For almost 40 years, Linda Lippert has been working in the field of nursing. She’s helped everyone from children to stroke victims to people who are rushed into the emergency room.
Lippert, who was always interested in science and working with people, graduated with a degree in nursing from South Dakota State University Brookings.
After school, she began working as a pediatric nurse in a 400-bed hospital in Sioux Falls, S.D.
“Pediatrics was always my first love,” Lippert said.
To this day, she is still involved in pediatrics, teaching advanced pediatric life support to other nurses.
Working with children can be very rewarding and also tough, Lippert said.
It is always heartwarming when children she gives a shot to turn around and say thank you to her.

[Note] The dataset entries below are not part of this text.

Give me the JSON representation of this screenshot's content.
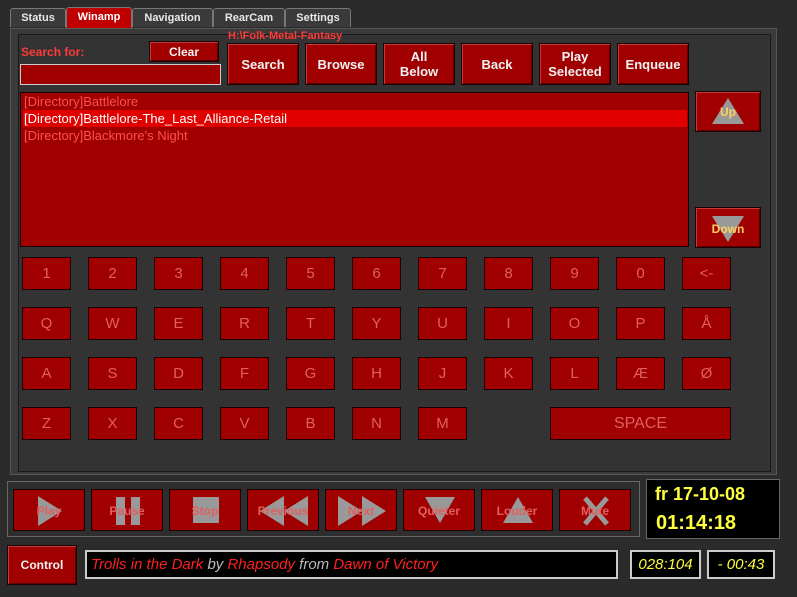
{
  "tabs": [
    {
      "label": "Status",
      "active": false
    },
    {
      "label": "Winamp",
      "active": true
    },
    {
      "label": "Navigation",
      "active": false
    },
    {
      "label": "RearCam",
      "active": false
    },
    {
      "label": "Settings",
      "active": false
    }
  ],
  "path": "H:\\Folk-Metal-Fantasy",
  "search": {
    "label": "Search for:",
    "value": "",
    "clear_label": "Clear"
  },
  "toolbar": {
    "search": "Search",
    "browse": "Browse",
    "all_below": "All Below",
    "back": "Back",
    "play_selected": "Play Selected",
    "enqueue": "Enqueue"
  },
  "nav": {
    "up": "Up",
    "down": "Down"
  },
  "list_items": [
    {
      "text": "[Directory]Battlelore",
      "selected": false
    },
    {
      "text": "[Directory]Battlelore-The_Last_Alliance-Retail",
      "selected": true
    },
    {
      "text": "[Directory]Blackmore's Night",
      "selected": false
    }
  ],
  "keyboard": {
    "row1": [
      "1",
      "2",
      "3",
      "4",
      "5",
      "6",
      "7",
      "8",
      "9",
      "0",
      "<-"
    ],
    "row2": [
      "Q",
      "W",
      "E",
      "R",
      "T",
      "Y",
      "U",
      "I",
      "O",
      "P",
      "Å"
    ],
    "row3": [
      "A",
      "S",
      "D",
      "F",
      "G",
      "H",
      "J",
      "K",
      "L",
      "Æ",
      "Ø"
    ],
    "row4": [
      "Z",
      "X",
      "C",
      "V",
      "B",
      "N",
      "M"
    ],
    "space": "SPACE"
  },
  "transport": {
    "play": "Play",
    "pause": "Pause",
    "stop": "Stop",
    "previous": "Previous",
    "next": "Next",
    "quieter": "Quieter",
    "louder": "Louder",
    "mute": "Mute"
  },
  "clock": {
    "date": "fr 17-10-08",
    "time": "01:14:18"
  },
  "control_label": "Control",
  "now_playing": {
    "title": "Trolls in the Dark",
    "by": "by",
    "artist": "Rhapsody",
    "from": "from",
    "album": "Dawn of Victory"
  },
  "playlist_pos": "028:104",
  "remaining": "- 00:43",
  "colors": {
    "accent_red": "#a00000",
    "selected_red": "#e00000",
    "clock_yellow": "#ffff40"
  }
}
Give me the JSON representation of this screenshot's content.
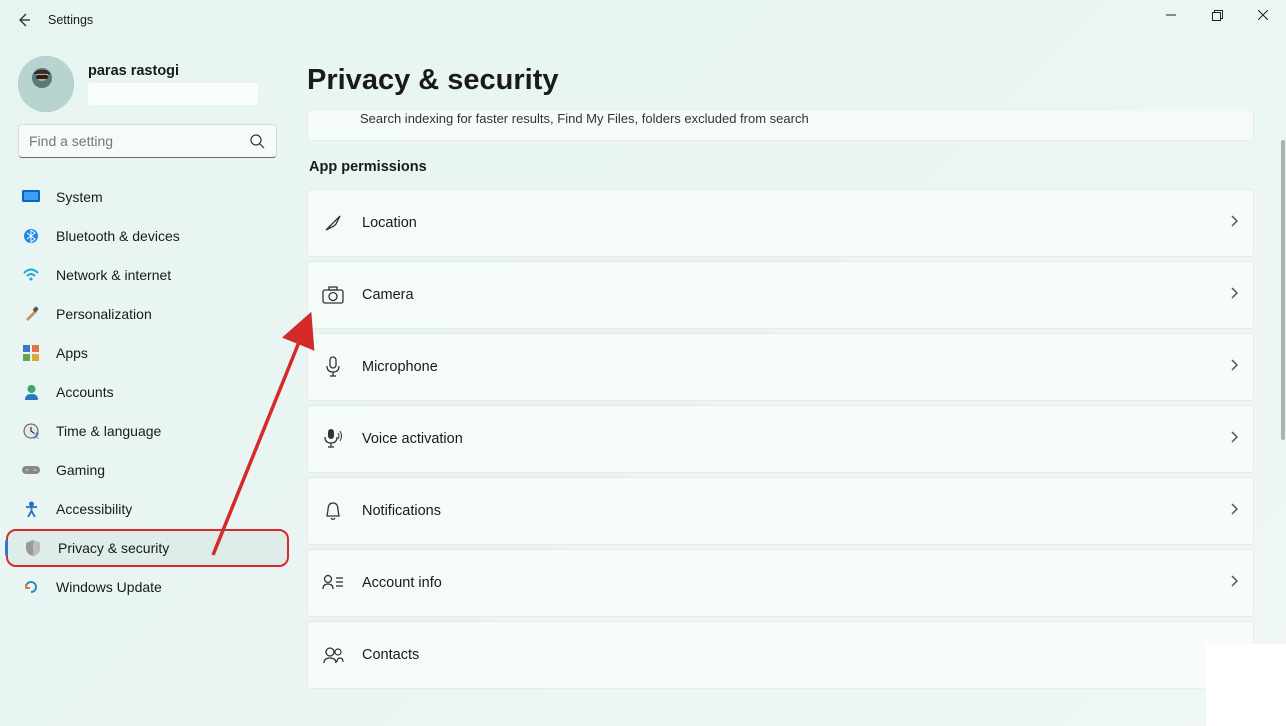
{
  "app_title": "Settings",
  "window_controls": {
    "minimize": "—",
    "maximize": "◻",
    "close": "✕"
  },
  "profile": {
    "name": "paras rastogi"
  },
  "search": {
    "placeholder": "Find a setting"
  },
  "sidebar": {
    "items": [
      {
        "label": "System",
        "icon": "monitor"
      },
      {
        "label": "Bluetooth & devices",
        "icon": "bluetooth"
      },
      {
        "label": "Network & internet",
        "icon": "wifi"
      },
      {
        "label": "Personalization",
        "icon": "brush"
      },
      {
        "label": "Apps",
        "icon": "apps"
      },
      {
        "label": "Accounts",
        "icon": "person"
      },
      {
        "label": "Time & language",
        "icon": "clock"
      },
      {
        "label": "Gaming",
        "icon": "gamepad"
      },
      {
        "label": "Accessibility",
        "icon": "accessibility"
      },
      {
        "label": "Privacy & security",
        "icon": "shield",
        "active": true,
        "highlighted": true
      },
      {
        "label": "Windows Update",
        "icon": "update"
      }
    ]
  },
  "page": {
    "title": "Privacy & security",
    "top_card_desc": "Search indexing for faster results, Find My Files, folders excluded from search",
    "section_heading": "App permissions",
    "permissions": [
      {
        "label": "Location",
        "icon": "location"
      },
      {
        "label": "Camera",
        "icon": "camera"
      },
      {
        "label": "Microphone",
        "icon": "mic"
      },
      {
        "label": "Voice activation",
        "icon": "voice"
      },
      {
        "label": "Notifications",
        "icon": "bell"
      },
      {
        "label": "Account info",
        "icon": "accountinfo"
      },
      {
        "label": "Contacts",
        "icon": "contacts"
      }
    ]
  }
}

Lippert still remembers every child who did not survive their illness or injury.
“They and their families are so special,” she said.
Lippert said she cries for all her patients who do not make it. If she did not, that would be a sign that it is time to quit.
“The day that I don’t care and I don’t cry when something bad happens is the day I need to quit,” she said.
For Lippert, if a nurse can help a pediatric patient, that medical professional has given the child the ability to live their entire life.
After a couple of years working there, Lippert and her husband, Tom, moved to the Little Falls area and she looked at getting a job at CHI St. Gabriel’s Hospital.
Originally, Lippert said she was unsure how she would like working at St. Gabriel’s as it was smaller than her prior workplace.
“I said, ‘I’ll give this place a year,’ and that was 30 years ago. I just love it there,” Lippert said.
She started in the intensive care unit, where she worked for years.
One thing Lippert liked about intensive care was that she was able to visit patients every day and watch as they progressed in recovery.
Eventually, she decided it was time to pursue a new challenge though.
“That’s one nice thing about nursing. I needed a change and a new challenge so I just changed departments,” Lippert said.
Now, she works in the emergency room and is also the stroke coordinator.
If someone suffers a stroke, they can be taken right to St. Gabriel’s rather than St. Cloud and teams can begin treatment immediately. Lippert coordinates with a neurology expert through a video call on a platform that can be moved to the patient.
While movies and television make it seem like all of the work is done by doctors, often there is only one doctor for a number of patients and nurses work to perform procedures and get information the doctor needs about the patient, Lippert said.
Over the years, treatment of stroke victims has improved to the point where people can recover from what used to be an almost certainly debilitating injury.
“You can survive a stroke and go on to live a pretty fulfilling life,” Lippert said.
Working in an emergency room allows Lippert to see and work on a lot of different issues.
One thing an emergency room nurse, and nurses in general, has to be is a people person, she said.
Staying in a small town hospital means the people who come into the emergency room are Lippert’s neighbors and friends and that gives her an extra push to make sure they get home all right, she said.
Lippert has also treated people far away from her neighborhood, going on medical missions to Guatemala to provide medical care.
Being able to help people who otherwise do not have access to medical care is very rewarding, Lippert said.
When she isn’t being a nurse, Lippert enjoys spending time with her family, being active in Faith Lutheran Church and 4-H.
Lippert still enjoys nursing and plans for retirement are not happening anytime soon.